59 4-Thermal expansion The coefficient of thermal expansion of porcelain is much lower than acrylic resin which my results in cracking of acrylic base. The coefficient thermal expansion of acrylic teeth is the same as acrylic denture base.

60 5-Adjustment Porcelain is more difficult to grind and difficult to polish Acrylic can be ground and easily polished.

61 6-Density Acrylic teeth are lighter in weight

62 7-Impact strength The impact strength of acrylic teeth is greater than that of porcelain. So acrylics may be used in cases of close anterior occlusion.

63 8-In service Acrylic teeth transmit less force to the mucosa.
On contact with the opposing teeth, acrylic teeth are less noisy. While With Porcelain teeth, clicking occurs on contact with the opposing teeth.

64 Acrylic teeth are used in the following situations
1. Limited inter-arch distance 2. Maxillary single denture against natural dentition. 3. Maxillary single denture opposing partial denture 4. Opposing natural teeth with gold occlusal surfaces

65 Denture Tooth Material
Acrylic New acrylics wear better Improved translucency with layers More resilient - Less breakage Chemically bonds to base Quieter Easier to set/adjust Gum sticks Porcelain Less wear More translucent Brittle - fracture easily Don’t bond to base (stain, fall out) Difficult to set, adjust

66 Porcelain teeth - Wear is clinically insignificant over a long period of time - No significant loss vertical dimension - Difficult to grind and fit into a close inter-ridge space - Cause dangerous abrasion to opposing gold crown and natural teeth. - Have a sharp impact sound - Will not bond to the base material except with mechanical means. The anterior porcelain teeth have pins at the back, while the posteriors have holes.
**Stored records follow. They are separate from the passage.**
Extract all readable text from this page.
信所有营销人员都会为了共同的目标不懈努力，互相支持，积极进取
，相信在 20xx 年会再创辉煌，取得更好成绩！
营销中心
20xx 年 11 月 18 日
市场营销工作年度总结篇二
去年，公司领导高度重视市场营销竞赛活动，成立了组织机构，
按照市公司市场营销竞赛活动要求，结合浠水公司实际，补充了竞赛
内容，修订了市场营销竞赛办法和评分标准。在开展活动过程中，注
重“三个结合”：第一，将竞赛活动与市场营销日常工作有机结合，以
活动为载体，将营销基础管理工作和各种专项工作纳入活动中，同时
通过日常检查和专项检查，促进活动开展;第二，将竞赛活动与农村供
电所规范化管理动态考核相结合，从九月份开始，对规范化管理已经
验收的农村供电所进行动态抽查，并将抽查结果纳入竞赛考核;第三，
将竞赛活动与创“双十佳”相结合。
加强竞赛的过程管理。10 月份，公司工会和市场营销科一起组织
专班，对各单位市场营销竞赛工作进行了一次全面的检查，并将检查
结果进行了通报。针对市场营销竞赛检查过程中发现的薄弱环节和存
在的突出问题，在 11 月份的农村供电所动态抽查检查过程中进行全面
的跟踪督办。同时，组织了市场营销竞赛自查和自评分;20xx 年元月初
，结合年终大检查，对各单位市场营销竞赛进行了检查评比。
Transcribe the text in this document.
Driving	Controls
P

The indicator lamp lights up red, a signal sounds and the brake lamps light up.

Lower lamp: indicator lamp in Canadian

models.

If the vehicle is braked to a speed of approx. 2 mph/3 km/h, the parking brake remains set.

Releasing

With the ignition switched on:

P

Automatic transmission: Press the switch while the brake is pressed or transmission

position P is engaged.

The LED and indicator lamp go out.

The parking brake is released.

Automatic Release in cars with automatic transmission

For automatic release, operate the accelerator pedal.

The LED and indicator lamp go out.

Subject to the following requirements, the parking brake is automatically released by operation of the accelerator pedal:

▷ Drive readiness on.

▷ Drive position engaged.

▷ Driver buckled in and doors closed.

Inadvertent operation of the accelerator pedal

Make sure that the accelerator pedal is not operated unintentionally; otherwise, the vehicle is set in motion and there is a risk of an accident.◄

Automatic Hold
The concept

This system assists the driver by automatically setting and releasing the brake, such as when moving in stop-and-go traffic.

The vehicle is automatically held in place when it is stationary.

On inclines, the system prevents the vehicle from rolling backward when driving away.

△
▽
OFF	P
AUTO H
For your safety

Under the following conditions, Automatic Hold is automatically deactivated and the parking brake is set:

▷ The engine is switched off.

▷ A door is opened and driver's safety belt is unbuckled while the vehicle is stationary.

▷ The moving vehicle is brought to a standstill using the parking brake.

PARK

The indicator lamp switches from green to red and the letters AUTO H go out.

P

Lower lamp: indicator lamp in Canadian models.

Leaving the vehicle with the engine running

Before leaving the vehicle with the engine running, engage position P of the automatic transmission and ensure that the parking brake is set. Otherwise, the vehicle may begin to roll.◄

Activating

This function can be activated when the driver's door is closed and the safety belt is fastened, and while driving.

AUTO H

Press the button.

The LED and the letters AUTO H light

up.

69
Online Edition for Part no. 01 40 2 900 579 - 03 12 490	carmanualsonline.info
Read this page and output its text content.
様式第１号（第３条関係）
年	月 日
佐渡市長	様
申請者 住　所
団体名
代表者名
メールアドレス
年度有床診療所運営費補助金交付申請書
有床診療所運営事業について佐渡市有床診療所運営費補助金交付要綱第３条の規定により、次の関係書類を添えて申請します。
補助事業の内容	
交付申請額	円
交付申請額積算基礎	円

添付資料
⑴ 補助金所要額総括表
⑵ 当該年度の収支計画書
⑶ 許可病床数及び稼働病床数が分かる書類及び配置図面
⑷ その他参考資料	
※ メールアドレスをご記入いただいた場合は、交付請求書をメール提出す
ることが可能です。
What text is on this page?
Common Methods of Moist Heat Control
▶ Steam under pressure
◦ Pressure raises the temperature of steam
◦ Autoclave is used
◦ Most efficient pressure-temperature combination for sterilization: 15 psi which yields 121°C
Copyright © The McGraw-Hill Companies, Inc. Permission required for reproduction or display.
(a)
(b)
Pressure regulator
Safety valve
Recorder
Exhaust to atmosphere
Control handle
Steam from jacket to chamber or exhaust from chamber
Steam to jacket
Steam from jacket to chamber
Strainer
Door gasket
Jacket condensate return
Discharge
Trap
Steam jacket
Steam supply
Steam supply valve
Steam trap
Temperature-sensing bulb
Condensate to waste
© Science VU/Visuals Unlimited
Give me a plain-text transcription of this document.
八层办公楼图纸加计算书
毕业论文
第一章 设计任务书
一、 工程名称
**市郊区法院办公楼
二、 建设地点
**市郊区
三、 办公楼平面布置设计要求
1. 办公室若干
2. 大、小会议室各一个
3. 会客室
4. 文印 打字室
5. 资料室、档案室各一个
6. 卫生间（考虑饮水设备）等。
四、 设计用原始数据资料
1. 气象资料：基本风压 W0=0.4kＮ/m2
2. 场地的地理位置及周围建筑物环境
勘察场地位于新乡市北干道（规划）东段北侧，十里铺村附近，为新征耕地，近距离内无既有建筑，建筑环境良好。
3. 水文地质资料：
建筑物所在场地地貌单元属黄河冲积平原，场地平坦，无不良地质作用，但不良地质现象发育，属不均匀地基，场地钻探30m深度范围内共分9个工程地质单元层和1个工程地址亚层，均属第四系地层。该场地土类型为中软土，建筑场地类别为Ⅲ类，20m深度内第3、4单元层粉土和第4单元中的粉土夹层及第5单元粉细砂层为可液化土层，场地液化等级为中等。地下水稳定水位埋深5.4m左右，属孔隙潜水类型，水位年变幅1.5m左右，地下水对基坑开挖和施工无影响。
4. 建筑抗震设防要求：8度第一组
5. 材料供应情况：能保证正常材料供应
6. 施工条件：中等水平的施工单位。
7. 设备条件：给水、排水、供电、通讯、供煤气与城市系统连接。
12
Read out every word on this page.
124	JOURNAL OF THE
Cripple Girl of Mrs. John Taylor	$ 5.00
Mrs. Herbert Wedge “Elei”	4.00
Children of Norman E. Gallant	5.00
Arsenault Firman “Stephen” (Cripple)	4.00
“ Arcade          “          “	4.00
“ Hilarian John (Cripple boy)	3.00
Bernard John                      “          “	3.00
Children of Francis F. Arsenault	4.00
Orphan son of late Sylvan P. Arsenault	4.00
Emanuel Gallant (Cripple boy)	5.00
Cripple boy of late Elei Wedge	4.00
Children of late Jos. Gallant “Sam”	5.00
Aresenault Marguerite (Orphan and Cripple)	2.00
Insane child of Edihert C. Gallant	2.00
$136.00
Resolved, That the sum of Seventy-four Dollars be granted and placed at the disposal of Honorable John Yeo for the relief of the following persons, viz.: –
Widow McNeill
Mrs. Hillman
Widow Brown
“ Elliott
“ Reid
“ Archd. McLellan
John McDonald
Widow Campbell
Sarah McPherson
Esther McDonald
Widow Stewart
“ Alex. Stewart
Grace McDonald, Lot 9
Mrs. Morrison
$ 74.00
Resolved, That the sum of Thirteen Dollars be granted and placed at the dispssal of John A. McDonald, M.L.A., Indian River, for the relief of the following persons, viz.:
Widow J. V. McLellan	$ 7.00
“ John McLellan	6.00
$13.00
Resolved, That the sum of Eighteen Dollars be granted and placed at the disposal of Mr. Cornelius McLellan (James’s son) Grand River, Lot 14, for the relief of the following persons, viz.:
67 Acrylic resin teeth - Wear is clinically significant - Loss of occlusal vertical dimension due to wear. - Occlusal surface is altered by wear. - Do not chip, and have softer impact sounds - Easy to adjust and polish - Easy to grind into close inter ridge space - Will bond to base material by chemical union. - Minimal wear to opposing natural teeth and gold crowns. This is a definite indication for their use

68 The following facts are true for nearly all natural teeth:
The neck of the tooth has a more pronounced color than the incisive edge. The incisive edge if not worn, is more translucent than the body of the tooth and is usually of a bluish shade (composed entirely of enamel) The upper central incisors are lightest teeth in the mouth followed by the laterals and canines. Posterior teeth are usually uniform in color. Teeth darken slightly with age.

69 Advantages of non anatomic teeth
1. Comfortable 2. The allow greater range of movements which is necessary in patients with mal-related jaws (as those with Para functional jaw habits ). 3. Non anatomic teeth exerts less horizontal or torquing forces, so they are used with flat ridge cases. 4. Centric record only is needed.